5.  The result of the Prophecy.


The Prophecy had its outcome in the destruction both of Sennacherib, and of Nineveh, conquered in about the sixteenth year of Josiah, in the third year of Jeremiah’s prophetic career.  For, at that time, as Ussher gathers in his Annals on the Year of the World 3378 from a fragment of Alexander Polyhistor,[1] alleged by Cedrenus,[2] the Babylonian Nabopalassar, the father of Nebuchadnezzar, having been put in charge of the army by Saracus or Chynaladon,[3] King of the Assyrians and Chaldeans, and Astyages, having been made a Satrap of Media by his Father Cyaxares, entering into affinity, by their combined strength conquered Nineveh, and in it King Saracus.  Just as also we read at the end of the Greek of Tobit, that Nebuchodonosor (suppose the first, who was also called Nabopalassar) and Assuerus (Astyages, also called by the name of Ahasuerus in Daniel 9:1), with Tobias yet living, took Nineveh.[4]  And thus, with Josiah reigning (as also Jerome testifies in his Prologue to Jonah), with Nineveh overthrown, the prophecies of Nahum and Isaiah concerning its destruction were fulfilled.
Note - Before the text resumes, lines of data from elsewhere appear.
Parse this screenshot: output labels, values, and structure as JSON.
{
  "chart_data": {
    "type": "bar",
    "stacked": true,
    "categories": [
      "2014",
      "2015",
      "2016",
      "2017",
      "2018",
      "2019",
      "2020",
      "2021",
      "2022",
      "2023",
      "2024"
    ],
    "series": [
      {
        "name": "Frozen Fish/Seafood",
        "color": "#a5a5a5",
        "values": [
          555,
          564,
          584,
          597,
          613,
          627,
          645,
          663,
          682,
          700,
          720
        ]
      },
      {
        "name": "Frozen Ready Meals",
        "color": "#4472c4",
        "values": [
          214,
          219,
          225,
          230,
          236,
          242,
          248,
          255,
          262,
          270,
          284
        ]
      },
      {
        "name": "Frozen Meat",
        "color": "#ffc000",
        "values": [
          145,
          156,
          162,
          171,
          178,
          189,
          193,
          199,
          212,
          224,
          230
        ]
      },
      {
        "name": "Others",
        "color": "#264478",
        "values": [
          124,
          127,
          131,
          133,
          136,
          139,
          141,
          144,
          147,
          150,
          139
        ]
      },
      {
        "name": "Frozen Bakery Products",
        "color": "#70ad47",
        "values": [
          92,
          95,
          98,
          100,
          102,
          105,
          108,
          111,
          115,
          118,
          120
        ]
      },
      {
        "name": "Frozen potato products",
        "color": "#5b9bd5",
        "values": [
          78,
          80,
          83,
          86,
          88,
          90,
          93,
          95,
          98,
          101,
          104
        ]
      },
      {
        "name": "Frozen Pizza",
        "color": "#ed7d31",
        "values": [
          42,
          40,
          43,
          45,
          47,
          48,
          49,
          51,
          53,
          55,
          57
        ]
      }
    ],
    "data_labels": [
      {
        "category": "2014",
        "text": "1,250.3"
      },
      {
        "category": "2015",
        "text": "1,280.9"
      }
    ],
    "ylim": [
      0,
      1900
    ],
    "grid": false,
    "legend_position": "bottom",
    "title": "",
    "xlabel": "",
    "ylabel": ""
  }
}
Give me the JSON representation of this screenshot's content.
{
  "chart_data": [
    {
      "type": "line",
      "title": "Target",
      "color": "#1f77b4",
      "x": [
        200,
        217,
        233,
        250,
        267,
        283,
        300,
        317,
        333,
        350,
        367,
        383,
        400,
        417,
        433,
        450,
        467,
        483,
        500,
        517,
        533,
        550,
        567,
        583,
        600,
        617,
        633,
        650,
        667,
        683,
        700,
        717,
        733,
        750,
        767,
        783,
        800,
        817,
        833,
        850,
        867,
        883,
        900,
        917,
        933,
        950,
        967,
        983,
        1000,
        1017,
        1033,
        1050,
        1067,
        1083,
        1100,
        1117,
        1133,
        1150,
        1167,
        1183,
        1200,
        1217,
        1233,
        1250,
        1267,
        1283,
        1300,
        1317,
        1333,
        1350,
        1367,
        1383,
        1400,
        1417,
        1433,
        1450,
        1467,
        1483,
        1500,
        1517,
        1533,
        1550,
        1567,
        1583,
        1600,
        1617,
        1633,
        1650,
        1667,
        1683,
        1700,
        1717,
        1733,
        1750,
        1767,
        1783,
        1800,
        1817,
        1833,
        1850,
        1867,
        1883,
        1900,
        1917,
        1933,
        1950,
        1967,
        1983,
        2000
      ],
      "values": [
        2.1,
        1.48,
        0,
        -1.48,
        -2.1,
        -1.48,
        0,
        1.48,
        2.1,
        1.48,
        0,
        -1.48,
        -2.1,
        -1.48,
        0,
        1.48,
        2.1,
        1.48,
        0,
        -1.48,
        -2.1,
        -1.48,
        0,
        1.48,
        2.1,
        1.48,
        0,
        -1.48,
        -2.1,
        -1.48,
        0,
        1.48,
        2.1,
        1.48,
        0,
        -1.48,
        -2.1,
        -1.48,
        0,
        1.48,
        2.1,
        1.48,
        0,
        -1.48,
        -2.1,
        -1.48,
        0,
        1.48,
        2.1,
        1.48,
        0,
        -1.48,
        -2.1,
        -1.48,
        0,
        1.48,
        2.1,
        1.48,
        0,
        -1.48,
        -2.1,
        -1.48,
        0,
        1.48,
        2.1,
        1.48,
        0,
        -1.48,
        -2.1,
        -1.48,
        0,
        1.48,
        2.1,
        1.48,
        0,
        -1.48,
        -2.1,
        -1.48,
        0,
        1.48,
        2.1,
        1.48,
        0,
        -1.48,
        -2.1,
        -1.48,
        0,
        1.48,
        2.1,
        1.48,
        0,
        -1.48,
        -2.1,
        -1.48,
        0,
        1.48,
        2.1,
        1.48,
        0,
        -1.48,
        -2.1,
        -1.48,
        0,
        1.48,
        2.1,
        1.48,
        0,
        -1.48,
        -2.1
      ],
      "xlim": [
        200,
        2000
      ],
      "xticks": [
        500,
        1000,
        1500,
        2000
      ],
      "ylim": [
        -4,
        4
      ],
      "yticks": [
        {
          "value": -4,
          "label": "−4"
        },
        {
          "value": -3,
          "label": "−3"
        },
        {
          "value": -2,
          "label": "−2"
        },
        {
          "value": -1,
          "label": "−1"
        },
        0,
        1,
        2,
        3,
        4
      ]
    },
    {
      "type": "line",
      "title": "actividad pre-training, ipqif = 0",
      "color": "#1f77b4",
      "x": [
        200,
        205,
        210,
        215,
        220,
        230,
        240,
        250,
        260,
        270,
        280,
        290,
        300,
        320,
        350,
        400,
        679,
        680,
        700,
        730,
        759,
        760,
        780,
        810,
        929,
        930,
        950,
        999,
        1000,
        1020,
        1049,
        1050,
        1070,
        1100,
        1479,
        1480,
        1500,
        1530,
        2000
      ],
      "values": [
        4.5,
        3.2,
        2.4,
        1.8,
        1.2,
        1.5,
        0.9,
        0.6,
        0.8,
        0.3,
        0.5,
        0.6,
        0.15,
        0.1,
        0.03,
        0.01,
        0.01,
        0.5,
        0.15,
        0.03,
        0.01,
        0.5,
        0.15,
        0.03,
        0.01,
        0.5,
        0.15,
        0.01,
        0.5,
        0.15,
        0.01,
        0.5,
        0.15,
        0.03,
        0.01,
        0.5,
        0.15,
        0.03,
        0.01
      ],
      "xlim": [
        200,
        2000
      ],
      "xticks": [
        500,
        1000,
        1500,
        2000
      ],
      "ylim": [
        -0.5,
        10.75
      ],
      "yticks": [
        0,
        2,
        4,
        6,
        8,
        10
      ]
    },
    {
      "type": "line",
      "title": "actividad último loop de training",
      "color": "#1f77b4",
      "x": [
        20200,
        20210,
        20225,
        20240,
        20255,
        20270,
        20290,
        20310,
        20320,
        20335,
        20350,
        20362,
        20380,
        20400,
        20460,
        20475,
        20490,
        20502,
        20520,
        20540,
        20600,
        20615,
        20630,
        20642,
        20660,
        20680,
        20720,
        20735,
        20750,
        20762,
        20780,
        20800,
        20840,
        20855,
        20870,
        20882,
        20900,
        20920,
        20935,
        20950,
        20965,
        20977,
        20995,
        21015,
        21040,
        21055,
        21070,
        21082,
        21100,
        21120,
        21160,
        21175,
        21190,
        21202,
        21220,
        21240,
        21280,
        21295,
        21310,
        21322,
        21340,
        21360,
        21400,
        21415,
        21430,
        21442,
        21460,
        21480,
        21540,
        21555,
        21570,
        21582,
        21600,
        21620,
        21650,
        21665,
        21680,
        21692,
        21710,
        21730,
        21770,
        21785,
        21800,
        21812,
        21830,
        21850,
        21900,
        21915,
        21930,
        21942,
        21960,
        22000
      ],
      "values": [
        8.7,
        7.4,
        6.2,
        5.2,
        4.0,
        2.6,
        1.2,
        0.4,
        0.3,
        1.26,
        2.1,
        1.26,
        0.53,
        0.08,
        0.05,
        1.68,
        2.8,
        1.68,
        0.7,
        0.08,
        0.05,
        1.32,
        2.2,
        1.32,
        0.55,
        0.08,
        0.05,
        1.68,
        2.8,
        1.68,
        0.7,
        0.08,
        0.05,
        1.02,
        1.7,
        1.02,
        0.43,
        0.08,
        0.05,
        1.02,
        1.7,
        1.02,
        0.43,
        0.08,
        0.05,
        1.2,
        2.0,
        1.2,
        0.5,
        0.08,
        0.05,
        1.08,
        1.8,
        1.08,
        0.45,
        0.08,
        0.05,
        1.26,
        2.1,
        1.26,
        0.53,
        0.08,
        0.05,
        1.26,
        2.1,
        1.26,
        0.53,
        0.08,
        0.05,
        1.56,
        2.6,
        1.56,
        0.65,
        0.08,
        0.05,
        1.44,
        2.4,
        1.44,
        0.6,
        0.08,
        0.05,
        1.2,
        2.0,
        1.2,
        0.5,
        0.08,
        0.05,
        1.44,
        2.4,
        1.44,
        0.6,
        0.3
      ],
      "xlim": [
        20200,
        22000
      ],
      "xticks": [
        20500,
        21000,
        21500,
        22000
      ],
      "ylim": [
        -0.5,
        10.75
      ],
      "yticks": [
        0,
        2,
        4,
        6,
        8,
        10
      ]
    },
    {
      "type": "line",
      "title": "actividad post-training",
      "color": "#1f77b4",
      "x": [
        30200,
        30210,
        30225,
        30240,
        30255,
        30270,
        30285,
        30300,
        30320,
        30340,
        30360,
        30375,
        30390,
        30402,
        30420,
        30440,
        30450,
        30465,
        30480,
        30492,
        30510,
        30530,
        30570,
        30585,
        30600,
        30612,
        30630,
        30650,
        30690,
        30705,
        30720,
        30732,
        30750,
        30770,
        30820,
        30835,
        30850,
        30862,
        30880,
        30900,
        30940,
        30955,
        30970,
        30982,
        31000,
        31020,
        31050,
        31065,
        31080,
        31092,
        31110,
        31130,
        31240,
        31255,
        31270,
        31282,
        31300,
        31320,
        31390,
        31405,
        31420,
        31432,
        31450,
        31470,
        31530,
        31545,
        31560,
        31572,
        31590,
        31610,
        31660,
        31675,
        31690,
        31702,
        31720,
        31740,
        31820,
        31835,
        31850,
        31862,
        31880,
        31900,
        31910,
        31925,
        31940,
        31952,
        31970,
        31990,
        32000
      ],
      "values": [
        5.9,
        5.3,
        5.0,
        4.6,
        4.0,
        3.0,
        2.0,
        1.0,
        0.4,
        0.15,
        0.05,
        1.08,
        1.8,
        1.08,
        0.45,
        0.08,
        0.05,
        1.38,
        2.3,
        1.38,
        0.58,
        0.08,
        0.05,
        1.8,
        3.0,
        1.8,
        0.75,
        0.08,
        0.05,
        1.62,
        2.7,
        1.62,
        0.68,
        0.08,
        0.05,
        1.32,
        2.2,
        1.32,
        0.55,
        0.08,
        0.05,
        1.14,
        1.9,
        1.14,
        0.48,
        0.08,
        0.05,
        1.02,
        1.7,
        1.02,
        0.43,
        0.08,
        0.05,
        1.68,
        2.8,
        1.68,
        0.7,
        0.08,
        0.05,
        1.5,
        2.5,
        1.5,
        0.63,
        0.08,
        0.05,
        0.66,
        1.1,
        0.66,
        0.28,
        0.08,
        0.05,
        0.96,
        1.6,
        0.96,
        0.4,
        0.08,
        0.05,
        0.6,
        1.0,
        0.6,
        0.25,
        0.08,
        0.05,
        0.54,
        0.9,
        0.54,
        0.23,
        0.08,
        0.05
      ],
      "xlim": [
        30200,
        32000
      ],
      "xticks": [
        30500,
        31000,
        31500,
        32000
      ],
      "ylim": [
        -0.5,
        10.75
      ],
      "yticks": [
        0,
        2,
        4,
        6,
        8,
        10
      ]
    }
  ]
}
[1] Alexander Polyhistor was a first century Greek historian and geographer, who wrote forty-two volumes on the countries of the ancient world, including Israel.  His work survives only in fragments.

[2] George Cedrenus was an eleventh century Byzantine historian.  His Concise History of the World begins at the creation, and runs all the way through to his own day.

[3] That is, Sîn-šar-iškun.

[4] Tobit 14:15:  “But before he died he heard of the destruction of Nineve, which was taken by Nabuchodonosor and Assuerus:  and before his death he rejoiced over Nineve.”